2015-06-16
NFS writes and whether or not they're synchronous
In the original NFS v2, the situation with
writes was relatively simple. The protocol specified that the server
could only acknowledge write operations when it had committed them
to disk, both for file data writes and for metadata operations such
as creating files and directories, renaming files, and so on.
Clients were free to buffer writes locally before sending them to
the server and generally did, just as they buffered writes before
sending them to local disks. As usual, when a client program did
a sync()
or a fsync()
, this caused the client kernel to flush
any locally buffered writes to the server, which would then commit
them to disk and acknowledge them.
(You could sometimes tell clients not to do any local buffering and to immediately send all writes to the server, which theoretically resulted in no buffering anywhere.)
This worked and was simple (a big virtue in early NFS), but didn't really go very fast under a lot of circumstances.

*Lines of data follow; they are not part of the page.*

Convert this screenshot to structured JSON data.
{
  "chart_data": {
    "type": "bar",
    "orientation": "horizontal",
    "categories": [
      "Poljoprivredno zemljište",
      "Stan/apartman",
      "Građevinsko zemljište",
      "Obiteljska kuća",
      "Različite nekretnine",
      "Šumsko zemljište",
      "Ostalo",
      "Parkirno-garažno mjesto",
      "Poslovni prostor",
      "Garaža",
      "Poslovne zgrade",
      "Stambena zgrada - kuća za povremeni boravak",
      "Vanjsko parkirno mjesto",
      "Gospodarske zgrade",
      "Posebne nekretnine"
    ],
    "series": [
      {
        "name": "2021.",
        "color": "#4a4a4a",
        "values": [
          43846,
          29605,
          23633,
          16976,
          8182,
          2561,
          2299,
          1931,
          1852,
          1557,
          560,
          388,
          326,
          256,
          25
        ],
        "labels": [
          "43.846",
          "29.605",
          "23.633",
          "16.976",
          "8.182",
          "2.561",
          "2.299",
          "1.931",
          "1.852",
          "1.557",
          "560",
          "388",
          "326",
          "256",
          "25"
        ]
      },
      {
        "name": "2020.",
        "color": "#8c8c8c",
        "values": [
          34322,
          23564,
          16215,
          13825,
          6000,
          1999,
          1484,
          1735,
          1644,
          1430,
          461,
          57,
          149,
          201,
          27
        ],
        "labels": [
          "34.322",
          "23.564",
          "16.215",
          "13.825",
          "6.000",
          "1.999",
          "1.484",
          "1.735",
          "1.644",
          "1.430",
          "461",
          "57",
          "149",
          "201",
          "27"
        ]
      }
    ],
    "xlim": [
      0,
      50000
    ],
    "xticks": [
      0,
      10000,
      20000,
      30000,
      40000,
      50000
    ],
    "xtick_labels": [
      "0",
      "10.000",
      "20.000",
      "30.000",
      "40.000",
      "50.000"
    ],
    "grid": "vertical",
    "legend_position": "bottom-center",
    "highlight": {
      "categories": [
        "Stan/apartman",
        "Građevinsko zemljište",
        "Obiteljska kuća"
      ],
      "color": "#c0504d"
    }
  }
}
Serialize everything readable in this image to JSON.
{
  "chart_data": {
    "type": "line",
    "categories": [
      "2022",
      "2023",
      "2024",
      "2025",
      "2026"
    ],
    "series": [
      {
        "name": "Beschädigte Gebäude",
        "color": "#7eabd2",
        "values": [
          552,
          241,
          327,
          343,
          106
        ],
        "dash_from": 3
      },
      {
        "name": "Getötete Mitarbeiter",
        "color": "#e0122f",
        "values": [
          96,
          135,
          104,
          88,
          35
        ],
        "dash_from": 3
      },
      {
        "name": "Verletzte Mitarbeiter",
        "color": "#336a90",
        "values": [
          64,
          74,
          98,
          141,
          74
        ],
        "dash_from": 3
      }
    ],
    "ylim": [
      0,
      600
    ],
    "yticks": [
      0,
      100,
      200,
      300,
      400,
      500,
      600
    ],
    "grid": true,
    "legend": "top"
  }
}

NFS server vendors did various things to speed writes up, from battery backed RAM on special cards to simply allowing the server to lie to clients about their data being on disk (which results in silent data loss if the server then loses that data, eg due to a power failure or abrupt reboot).
In NFS v3 the protocol was revised to add asynchronous writes and
a new operation, COMMIT
, to force the server to really flush your
submitted asynchronous writes to disk. A NFS v3 server is permitted
to lose submitted asynchronous writes up until you issue a successful
COMMIT
operation; this implies that the client must hang on to a
copy of the written data so that it can resend it if needed. Of
course, the server can start writing your data earlier if it wants
to; it's up to the server. In addition clients can specify that
their writes are synchronous, reverting NFS v3 back to the v2
behavior.
(See RFC 1813 for the gory details. It's actually surprisingly readable.)
In the simple case the client kernel will send a single COMMIT
at the end of writing the file (for example, when your program
closes it or fsync()
s it). But if your program writes a large
enough file, the client kernel won't want to buffer all of it in
memory and so will start sending COMMIT
operations to the server
every so often so it can free up some of those write buffers. This
can cause unexpected slowdowns under some circumstances, depending on a lot of factors.
(Note that just as with other forms of writeback disk IO, the client
kernel may do these COMMIT
s asynchronously from your program's
activity. Or it may opt to not try to be that clever and just force
a synchronous COMMIT
pause on your program every so often. There
are arguments either way.)
If you write NFS v3 file data synchronously on the client, either
by using O_SYNC
or by appropriate NFS mount options, the client
will not just immediately send it to the server without local
buffering (the way it did in NFS v2), it will also insist that the
server write it to disk synchronously. This means that forced
synchronous client IO in NFS v3 causes a bigger change in performance
than in NFS v2; basically you reduce NFS v3 down to NFS v2 end to
end synchronous writes. You're not just eliminating client buffering,
you're eliminating all buffering and increasing how many IOPs the
server must do (well, compared to normal NFS v3 write IO).
All of this is just for file data writes. NFS v3 metadata operations
are still just as synchronous as they were in NFS v2, so things
like 'rm -rf
' on a big source tree are just as slow as they used
to be.
(I don't know enough about NFS v4 to know how it handles synchronous and asynchronous writes.)